A song or two (without words) and a variation of the music by whistling on the fingers would be sure to bring anybody out of the osiers who was within reach of the outlandish concert, and so it proved, for a woman's head soon peered over a break in the dense cover. She wished to help to carry the boat herself, but the skipper's gallantry had scruples as to this proposal, so she disappeared and soon fetched a man, and we bore the canoe with some trouble through hedges and bushes, and over dykes and ditches, and at last through deep grassy fields, till she was safely placed on the canal.
The man was delighted by a two-franc piece. He had been well paid for listening to bad music. As for the boat she lay still and resigned, awaiting my next move, and as for me I sighed to give a last look backward, and to say with Byron—
"Adieu to thee, fair Rhine! How long delighted
The stranger fain would linger on his way!
Thine is a scene alike where souls united
Or lonely contemplation thus might stray;
And could the ceaseless vultures cease to prey
On self-condemning bosoms, it were here,
Where Nature, nor too sombre nor too gay,
Wild but not rude, awful yet not austere,
Is to the mellow earth as autumn to the year.
Adieu to thee again! a vain adieu!
There can be no farewell to scene like thine;
The mind is colour'd by thy every hue;
And if reluctantly the eyes resign
Their cherish'd gaze upon thee, lovely Rhine!
'Tis with the thankful glance of parting praise;
More mighty spots may rise, more glaring shine,
But none unite in one attaching maze
The brilliant, fair, and soft—the glories of old days.
The negligently grand, the fruitful bloom
Of coming ripeness, the white city's sheen,
The rolling stream, the precipice's gloom,
The forest's growth, and gothic walls between,
The wild rocks shaped as they had turrets been
In mockery of man's art; and these withal
A race of faces happy as the scene,
Whose fertile bounties here extend to all,
Still springing o'er thy banks, though empires near them fall.
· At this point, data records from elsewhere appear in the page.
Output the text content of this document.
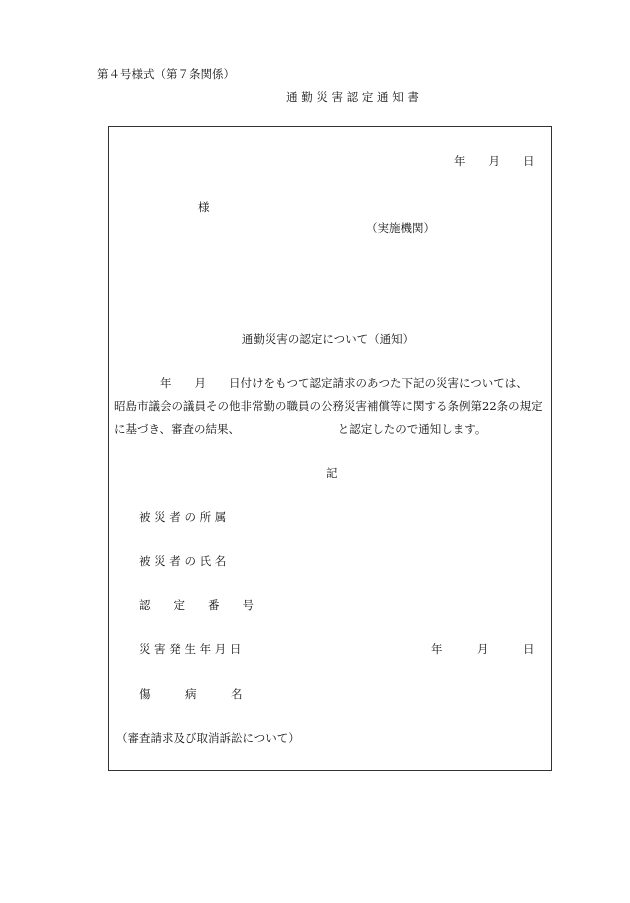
第４号様式（第７条関係）
通 勤 災 害 認 定 通 知 書
年　　月　　日
様
（実施機関）
通勤災害の認定について（通知）
　　　　年　　月　　日付けをもつて認定請求のあつた下記の災害については、
昭島市議会の議員その他非常勤の職員の公務災害補償等に関する条例第22条の規定
に基づき、審査の結果、　　　　　　　　　と認定したので通知します。
記
被 災 者 の 所 属
被 災 者 の 氏 名
認　　定　　番　　号
災 害 発 生 年 月 日	年　　　月　　　日
傷　　　病　　　名
（審査請求及び取消訴訟について）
But these recede. Above me are the Alps,
The palaces of nature, whose vast walls
Have pinnacled in clouds their snowy scalps,
And throned eternity in icy halls
Of cold sublimity, where forms and falls
The avalanche—the thunderbolt of snow!
All that expands the spirit, yet appals,
Gather around these summits, as to show
How earth may pierce to heaven, yet leave vain man below."
—Childe Harold, Canto III.
To my surprise and satisfaction the canal had a decided current in it, and in the right direction too. It is true that this current was only about two miles an hour, but even that is something; and though the little channel was hardly twelve feet wide, yet it was clear and deep, and by no means stupid to travel on.
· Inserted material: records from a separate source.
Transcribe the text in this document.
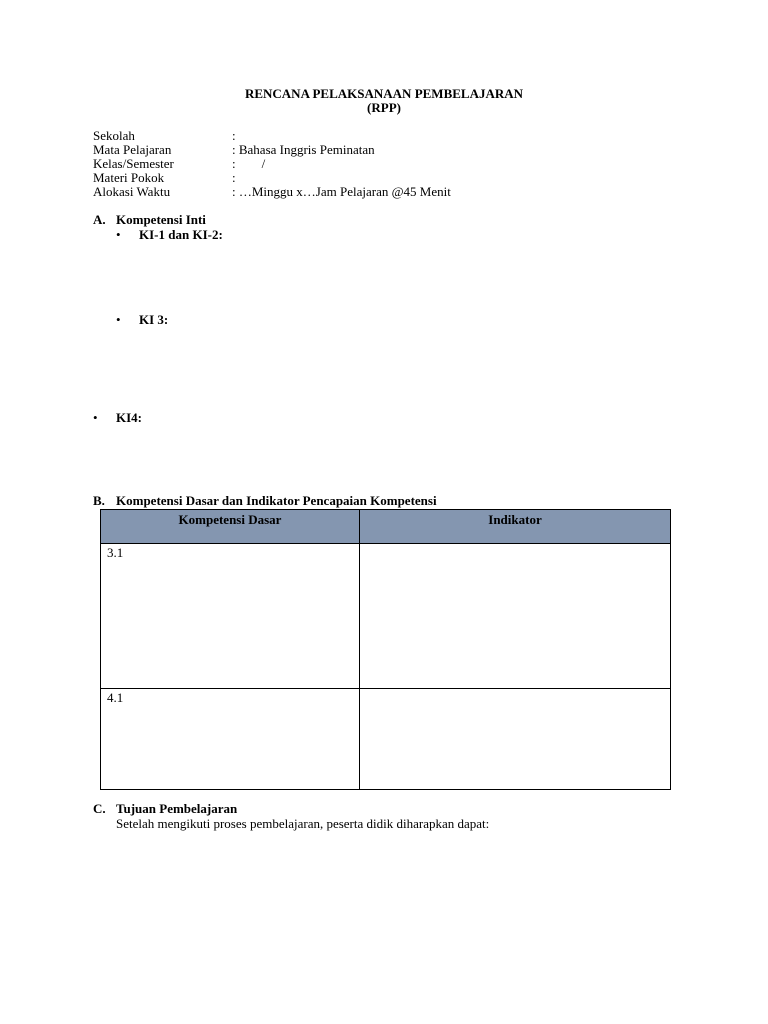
RENCANA PELAKSANAAN PEMBELAJARAN
(RPP)
Sekolah	:
Mata Pelajaran	: Bahasa Inggris Peminatan
Kelas/Semester	:        /
Materi Pokok	:
Alokasi Waktu	: …Minggu x…Jam Pelajaran @45 Menit
A. Kompetensi Inti
• KI-1 dan KI-2:
• KI 3:
• KI4:
B. Kompetensi Dasar dan Indikator Pencapaian Kompetensi
Kompetensi Dasar	Indikator
3.1	
4.1	
C. Tujuan Pembelajaran
Setelah mengikuti proses pembelajaran, peserta didik diharapkan dapat:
After a few miles I came to a drawbridge, which rested within a foot of the water. A man came to raise the bridge by machinery, and he was surprised to see my way of passing it instead, that is, to shove my boat under it, while I quietly walked over the top and got into the boat at the other side. This was, without doubt, the first boat which had traversed the canal without the bridge being raised, but I had passed several very low bridges on the Danube, some of them not two inches above the surface of the water. The very existence of these proves that no boats pass there, and mine only passed by pulling it over the bridge itself. It may be asked, how such a low bridge fares in flood times? and the answer is, that the water simply flows all over it. In some cases the planks which form the roadway are removed when the water rises, and then the wayfaring man who comes to the river must manage in some other mode. His bridge is removed at the very time when the high water makes it most necessary.
The bridge man was so intelligent in his remarks that we determined to stop there and breakfast, so I left the canoe in his charge and found my way to a little publichouse at the hamlet of Gros Kembs, and helped the wizened old lady who ruled there to make me an omelette—my help, by the bye, consisted in ordering, eating, and paying for the omelette, for the rest she was sure to do well enough, as all French women can, and no English ones.